Der High-Tech Gründerfonds (HTGF) hat den operativen Start seines dritten Fonds bekannt gegeben. Es finden bereits die ersten Investmententscheidungen im Rahmen des HTGF III statt. Das Fondsvolumen liegt aktuell bei 250 Millionen Euro, das finale Closing wird sogar auf ein Zielvolumen von 310 Millionen Euro erhöht, da bereits weitere Investoren aus der Wirtschaft ihr Engagement zugesagt haben.

Mehr als reine Finanzierung 

„Wir bringen nicht nur Kapital, sondern auch die Erfahrungen aus über 480 Seedinvestments, 4.000 Transaktionen mit mehr als 1.500 Investoren und fast 90 Exits in jede neue Beteiligung mit ein“, kommentiert Dr.
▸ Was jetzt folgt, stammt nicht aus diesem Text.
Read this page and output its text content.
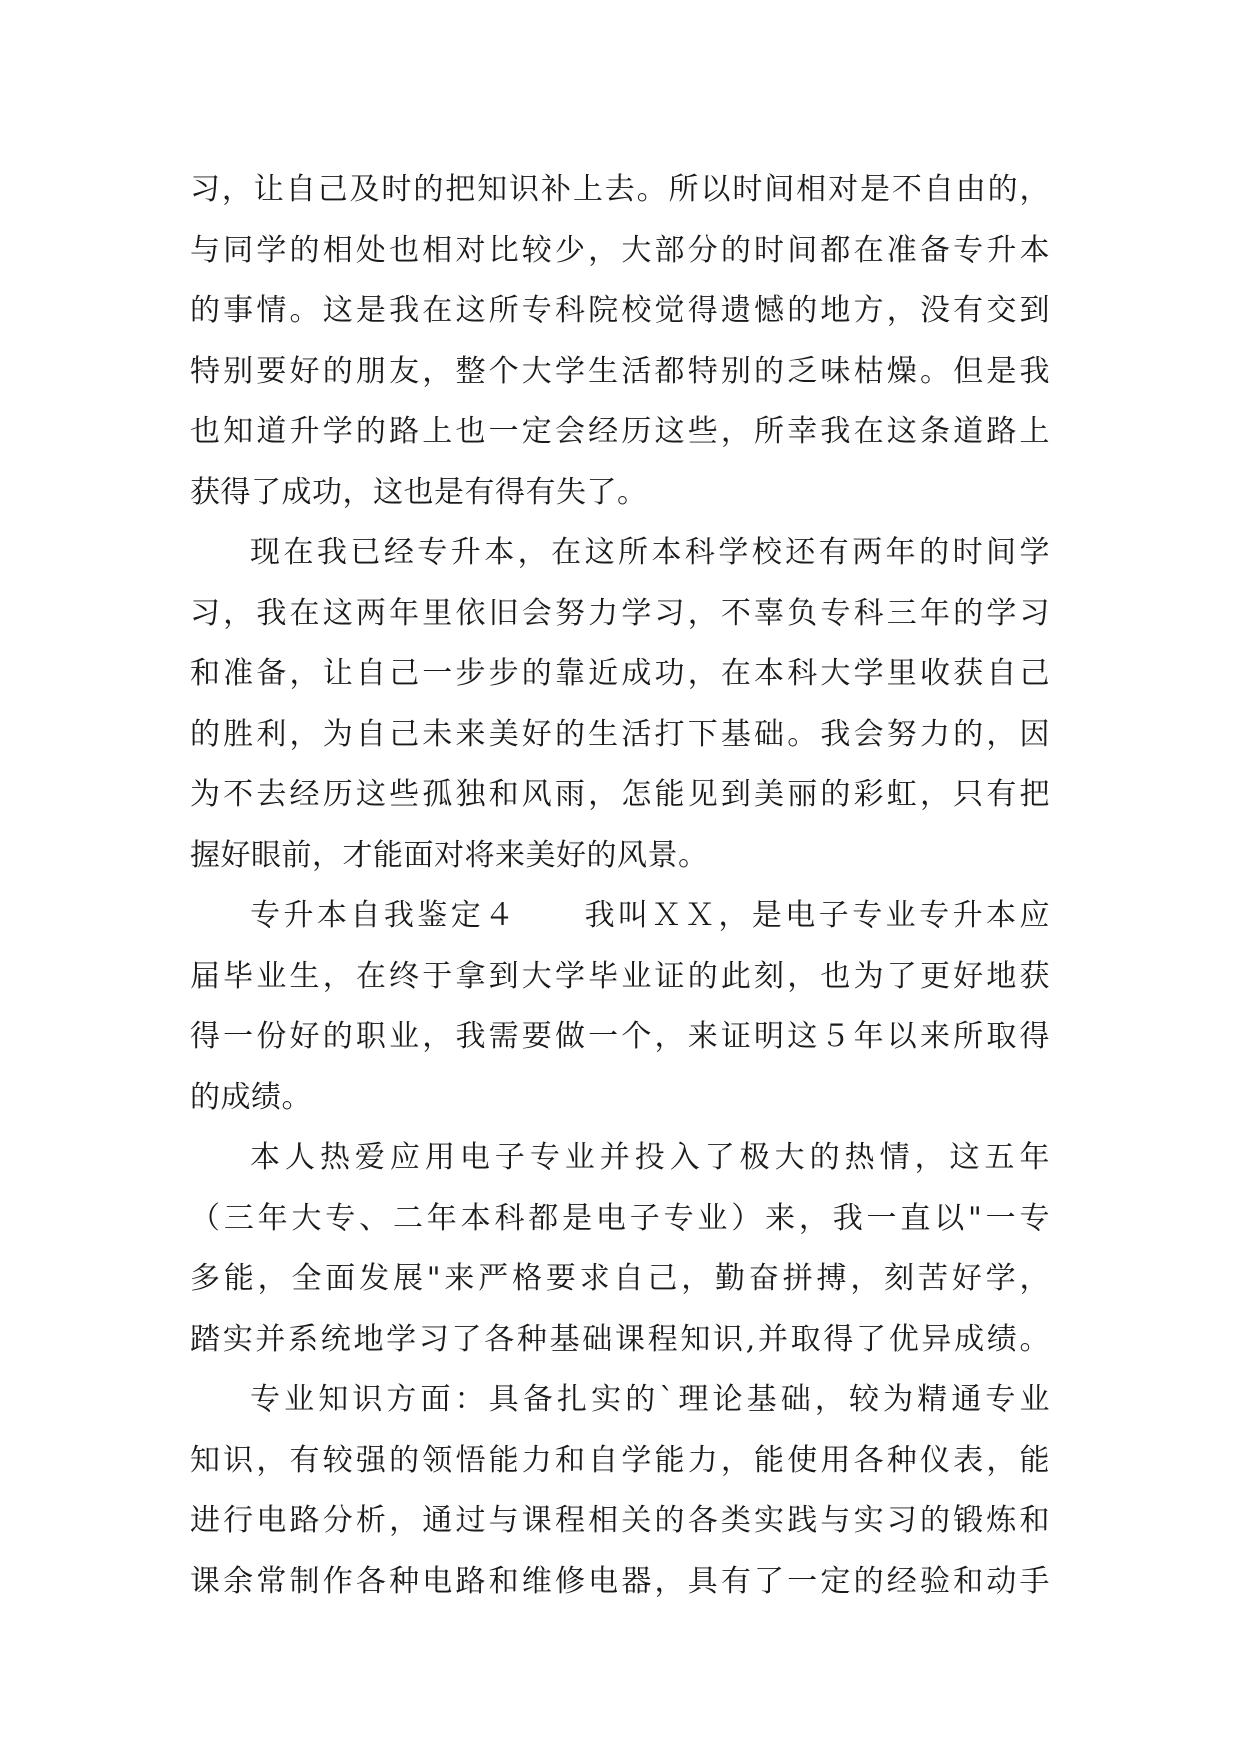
习，让自己及时的把知识补上去。所以时间相对是不自由的，
与同学的相处也相对比较少，大部分的时间都在准备专升本
的事情。这是我在这所专科院校觉得遗憾的地方，没有交到
特别要好的朋友，整个大学生活都特别的乏味枯燥。但是我
也知道升学的路上也一定会经历这些，所幸我在这条道路上
获得了成功，这也是有得有失了。
现在我已经专升本，在这所本科学校还有两年的时间学
习，我在这两年里依旧会努力学习，不辜负专科三年的学习
和准备，让自己一步步的靠近成功，在本科大学里收获自己
的胜利，为自己未来美好的生活打下基础。我会努力的，因
为不去经历这些孤独和风雨，怎能见到美丽的彩虹，只有把
握好眼前，才能面对将来美好的风景。
专升本自我鉴定４　　我叫ＸＸ，是电子专业专升本应
届毕业生，在终于拿到大学毕业证的此刻，也为了更好地获
得一份好的职业，我需要做一个，来证明这５年以来所取得
的成绩。
本人热爱应用电子专业并投入了极大的热情，这五年
（三年大专、二年本科都是电子专业）来，我一直以"一专
多能，全面发展"来严格要求自己，勤奋拼搏，刻苦好学，
踏实并系统地学习了各种基础课程知识,并取得了优异成绩。
专业知识方面：具备扎实的`理论基础，较为精通专业
知识，有较强的领悟能力和自学能力，能使用各种仪表，能
进行电路分析，通过与课程相关的各类实践与实习的锻炼和
课余常制作各种电路和维修电器，具有了一定的经验和动手
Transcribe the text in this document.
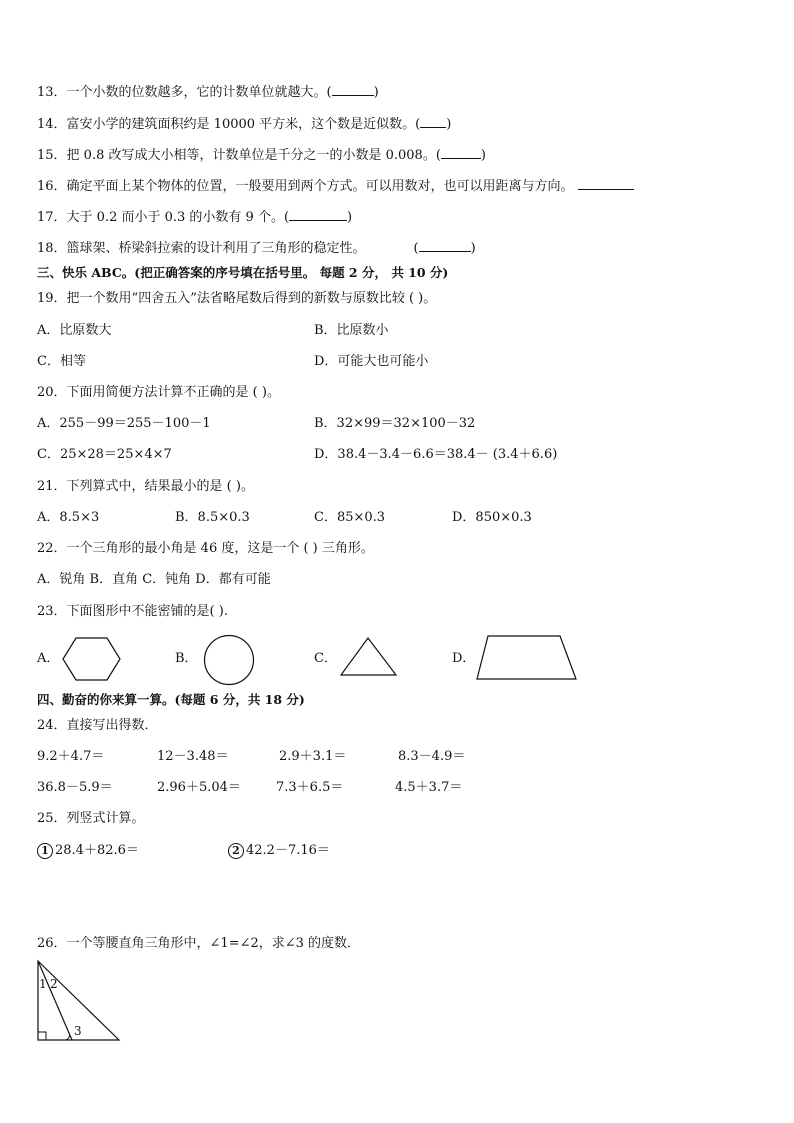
13．一个小数的位数越多，它的计数单位就越大。(	)
14．富安小学的建筑面积约是 10000 平方米，这个数是近似数。( )
15．把 0.8 改写成大小相等，计数单位是千分之一的小数是 0.008。(	)
16．确定平面上某个物体的位置，一般要用到两个方式。可以用数对，也可以用距离与方向。
17．大于 0.2 而小于 0.3 的小数有 9 个。(	)
18．篮球架、桥梁斜拉索的设计利用了三角形的稳定性。	(	)
三、快乐 ABC。(把正确答案的序号填在括号里。 每题 2 分， 共 10 分)
19．把一个数用“四舍五入”法省略尾数后得到的新数与原数比较 ( )。
A．比原数大	B．比原数小
C．相等	D．可能大也可能小
20．下面用简便方法计算不正确的是 ( )。
A．255－99＝255－100－1	B．32×99＝32×100－32
C．25×28＝25×4×7	D．38.4－3.4－6.6＝38.4－ (3.4＋6.6)
21．下列算式中，结果最小的是 ( )。
A．8.5×3	B．8.5×0.3	C．85×0.3	D．850×0.3
22．一个三角形的最小角是 46 度，这是一个 ( ) 三角形。
A．锐角 B．直角 C．钝角 D．都有可能
23．下面图形中不能密铺的是( ).
A．	B．	C．	D．
四、勤奋的你来算一算。(每题 6 分，共 18 分)
24．直接写出得数．
9.2＋4.7＝	12－3.48＝	2.9＋3.1＝	8.3－4.9＝
36.8－5.9＝	2.96＋5.04＝	7.3＋6.5＝	4.5＋3.7＝
25．列竖式计算。
1 28.4＋82.6＝	2 42.2－7.16＝
26．一个等腰直角三角形中，∠1=∠2，求∠3 的度数．
1 2
3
Michael Brandkamp, Geschäftsführer des High-Tech Gründerfonds. „Durch die 28 großen und mittelständischen Unternehmen, die in den Fonds investiert haben, bieten wir allen unseren Portfoliounternehmen einen einmaligen Zugang zur deutschen Wirtschaft. Gleichzeitig kann der dritte Fonds mit individuell ausgestalteten Konditionen und mehr Volumen gezielter auf die Anforderungen von Startups eingehen.“ 

Passende Lösung für verschiedene Finanzierungsbedarfe

„Wir bieten für Gründerinnen und Gründer eine individuelle und passende Unterstützung und flexible Finanzierung. Dabei können wir in der ersten Finanzierungsrunde bis zu eine Million Euro allein oder gemeinsam mit anderen Investoren investieren. Insgesamt stehen pro Unternehmen bis zu drei Millionen Euro Eigenkapital zur Verfügung“, ergänzt Dr. Alex von Frankenberg, Geschäftsführer des Fonds. 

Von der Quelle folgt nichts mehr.